In the Matter of the Claim of Otto Andreassen, Appellant. Philip Ross, as Industrial Commissioner, Respondent.
   Appeal from a decision of the Unemployment Insurance Appeal Board, filed June 21, 1976, which affirmed the decision of a referee sustaining an initial determination of the Industrial Commissioner holding claimant ineligible to receive benefits effective January 27, 1976 through March 2, 1976 because he was not available for employment in that period (Labor Law, § 591, subd 2).

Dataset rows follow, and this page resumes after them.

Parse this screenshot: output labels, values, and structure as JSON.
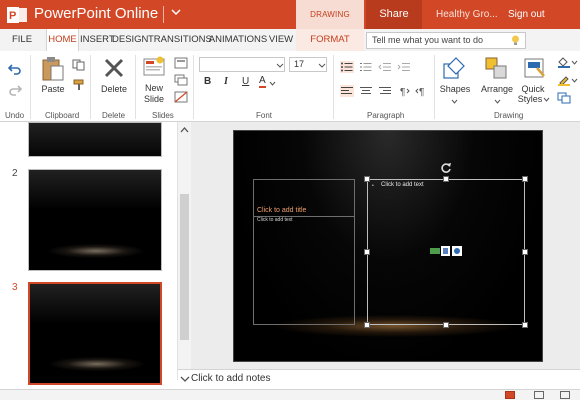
{
  "titlebar": {
    "app_title": "PowerPoint Online",
    "contextual_tools": "DRAWING TOOLS",
    "share_label": "Share",
    "doc_name": "Healthy Gro...",
    "signout_label": "Sign out"
  },
  "tabs": [
    {
      "label": "FILE"
    },
    {
      "label": "HOME"
    },
    {
      "label": "INSERT"
    },
    {
      "label": "DESIGN"
    },
    {
      "label": "TRANSITIONS"
    },
    {
      "label": "ANIMATIONS"
    },
    {
      "label": "VIEW"
    },
    {
      "label": "FORMAT"
    }
  ],
  "active_tab": "HOME",
  "tell_me": {
    "placeholder": "Tell me what you want to do"
  },
  "ribbon": {
    "groups": {
      "undo": "Undo",
      "clipboard": "Clipboard",
      "delete": "Delete",
      "slides": "Slides",
      "font": "Font",
      "paragraph": "Paragraph",
      "drawing": "Drawing"
    },
    "buttons": {
      "paste": "Paste",
      "delete": "Delete",
      "new_slide_1": "New",
      "new_slide_2": "Slide",
      "shapes": "Shapes",
      "arrange": "Arrange",
      "quick_styles_1": "Quick",
      "quick_styles_2": "Styles"
    },
    "font": {
      "name": "",
      "size": "17",
      "bold": "B",
      "italic": "I",
      "underline": "U",
      "color": "A"
    }
  },
  "slides": [
    {
      "number": "",
      "selected": false
    },
    {
      "number": "2",
      "selected": false
    },
    {
      "number": "3",
      "selected": true
    }
  ],
  "slide": {
    "title_placeholder": "Click to add title",
    "text_placeholder_left": "Click to add text",
    "text_placeholder_right": "Click to add text"
  },
  "notes": {
    "placeholder": "Click to add notes"
  },
  "colors": {
    "brand": "#d24726",
    "share": "#b83b1d",
    "accent_text": "#c43e1c",
    "title_placeholder": "#f0a070"
  }
}
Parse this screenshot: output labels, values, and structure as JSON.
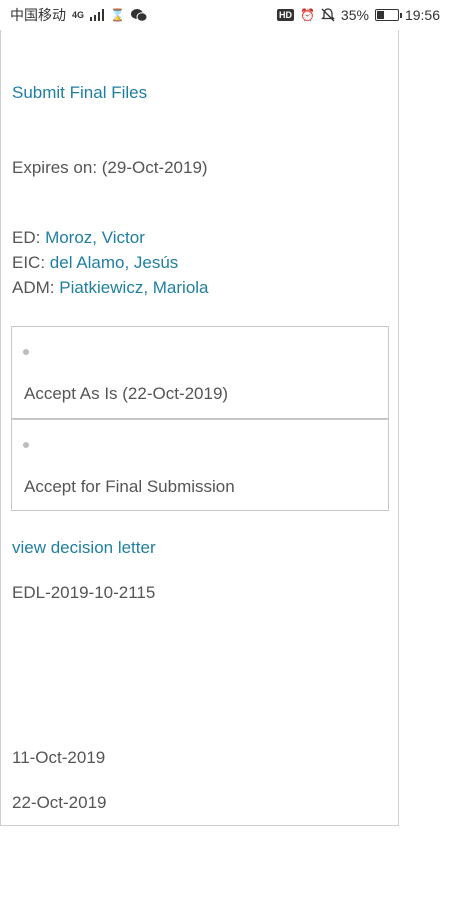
{
  "status_bar": {
    "carrier": "中国移动",
    "network": "4G",
    "battery": "35%",
    "time": "19:56",
    "hd": "HD"
  },
  "content": {
    "submit_final_files": "Submit Final Files",
    "expires_on": "Expires on: (29-Oct-2019)",
    "roles": [
      {
        "role": "ED: ",
        "name": "Moroz, Victor"
      },
      {
        "role": "EIC: ",
        "name": "del Alamo, Jesús"
      },
      {
        "role": "ADM: ",
        "name": "Piatkiewicz, Mariola"
      }
    ],
    "decisions": [
      {
        "label": "Accept As Is (22-Oct-2019)"
      },
      {
        "label": "Accept for Final Submission"
      }
    ],
    "view_decision_letter": "view decision letter",
    "letter_code": "EDL-2019-10-2115",
    "dates": [
      "11-Oct-2019",
      "22-Oct-2019"
    ]
  }
}
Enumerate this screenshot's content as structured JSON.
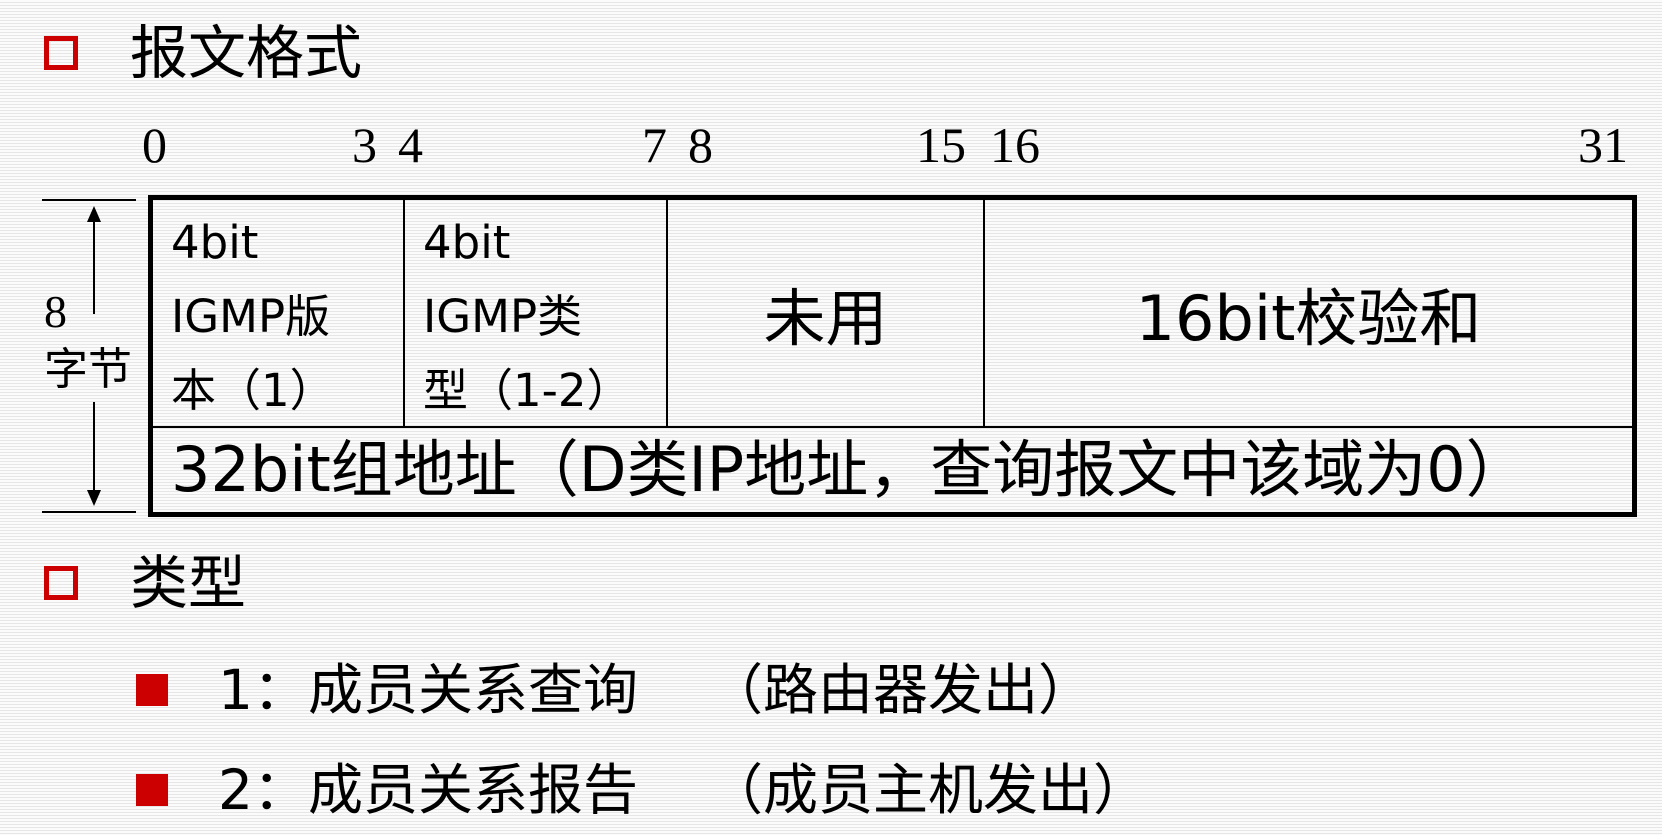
{
  "section1": {
    "title": "报文格式"
  },
  "bit_labels": [
    "0",
    "3",
    "4",
    "7",
    "8",
    "15",
    "16",
    "31"
  ],
  "packet": {
    "row1": [
      {
        "lines": [
          "4bit",
          "IGMP版",
          "本（1）"
        ]
      },
      {
        "lines": [
          "4bit",
          "IGMP类",
          "型（1-2）"
        ]
      },
      {
        "text": "未用"
      },
      {
        "text": "16bit校验和"
      }
    ],
    "row2": "32bit组地址（D类IP地址，查询报文中该域为0）"
  },
  "side_dimension": {
    "value": "8",
    "unit": "字节"
  },
  "section2": {
    "title": "类型",
    "items": [
      {
        "label": "1：成员关系查询",
        "note": "（路由器发出）"
      },
      {
        "label": "2：成员关系报告",
        "note": "（成员主机发出）"
      }
    ]
  },
  "colors": {
    "bullet": "#cc0000",
    "border": "#000000"
  }
}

Claimant, a deckhand on vessels in the Great Lakes area, last worked on December 2, 1975 at which time he was laid off at the end of the Great Lakes shipping season. On January 27, 1976, claimant left by car for West Palm Beach, Florida, stopping briefly on the way at Savannah, Jacksonville, and Fort Lauderdale. He returned driving his car to New York on March 3, 1976. The board found that claimant went on a vacation trip to Florida during the period in question and that his meager efforts to find work in Florida did not constitute a meaningful search for employment during that vacation period. As there is substantial evidence in the record to support the board’s findings, the decision must be affirmed (Matter of Longabucco [Levine], 50 AD2d 1002; Matter of Zaput [Catherwood] 25 AD2d 903). Decision affirmed, without costs. Kane, J. P., Main, Larkin, Herlihy and Reynolds, JJ., concur.